Benedikt Haug (Biosaat) a partagé son expérience en Suisse et en Allemagne sur les variétés bio dynamiques, qui offrent une meilleure stabilité face aux variations climatiques. De son côté, Adrien Pelletier (SELECT Orvilliers) a expliqué son projet de création variétale pour une production régionale de blé 100% bio, visant à renforcer la résilience économique des exploitations.
Ajouter de la diversité génétique dans la sélection
Vincent Lefèvre et Estelle Serpolay (D’une graine aux autres) ont mis en avant l’intérêt des mélanges variétaux pour stabiliser la production et diversifier les pratiques agricoles. Différentes approches de sélection ont été présentées :
- La sélection évolution naturelle dynamique
- La sélection massale
Bien que les méthodes varient, une forte communication existe entre les acteurs de la sélection biologique.
Emma Del Rey (Cocebi) et Emma Flipon (D’une graine aux autres) ont présenté le programme PEPS, misant sur la robustesse plutôt que sur la performance pure. Une grande diversification génétique permet de limiter les risques liés au changement climatique et d’assurer une production stable même en cas de stress environnementaux.
Organiser les filières de l’assiette au champ
Enfin, la dernière session a porté sur la structuration des filières pour valoriser les variétés issues de la sélection biologique.

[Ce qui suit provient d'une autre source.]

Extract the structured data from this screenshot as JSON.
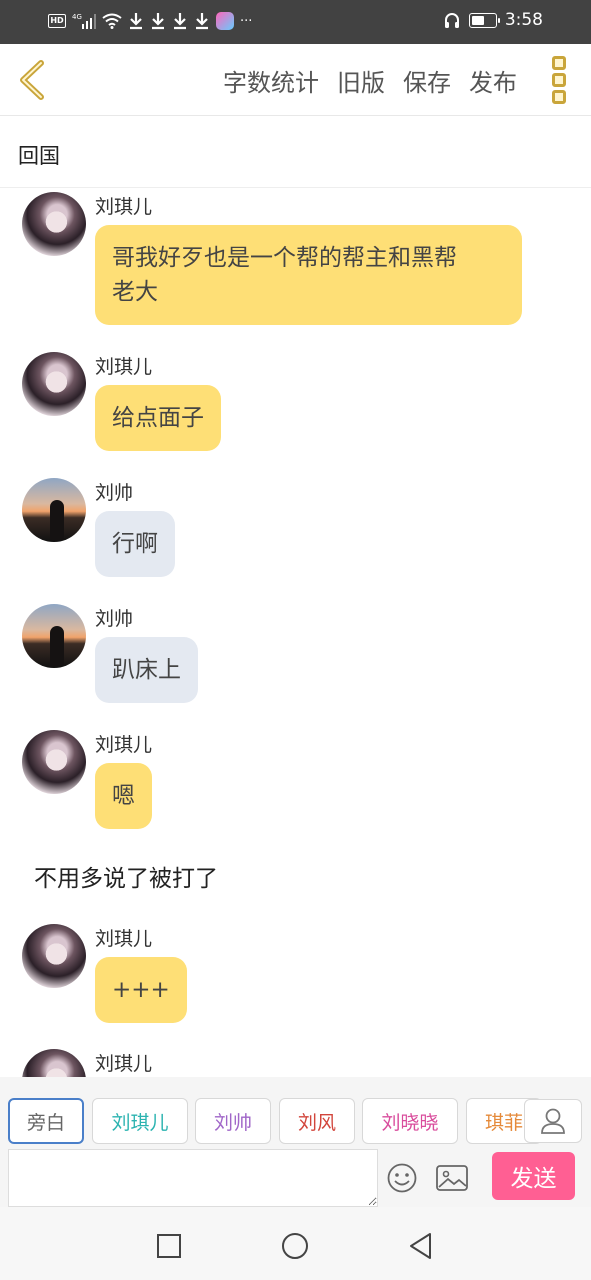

L’ensemble des intervenants ont souligné la nécessité d’une approche collaborative impliquant chercheurs, agriculteurs, transformateurs et consommateurs pour garantir un modèle agricole plus durable et résilient.
Retour sur la journée en facilitation graphique !
Cette journée riche en échanges a mis en lumière l’urgence d’adapter les stratégies de sélection variétale aux réalités du changement climatique et aux besoins de l’agriculture biologique. Face aux défis actuels, la sélection de variétés spécifiquement conçues pour l’AB, la diversification génétique et la construction de filières locales apparaissent comme des leviers essentiels pour une agriculture plus durable et performante.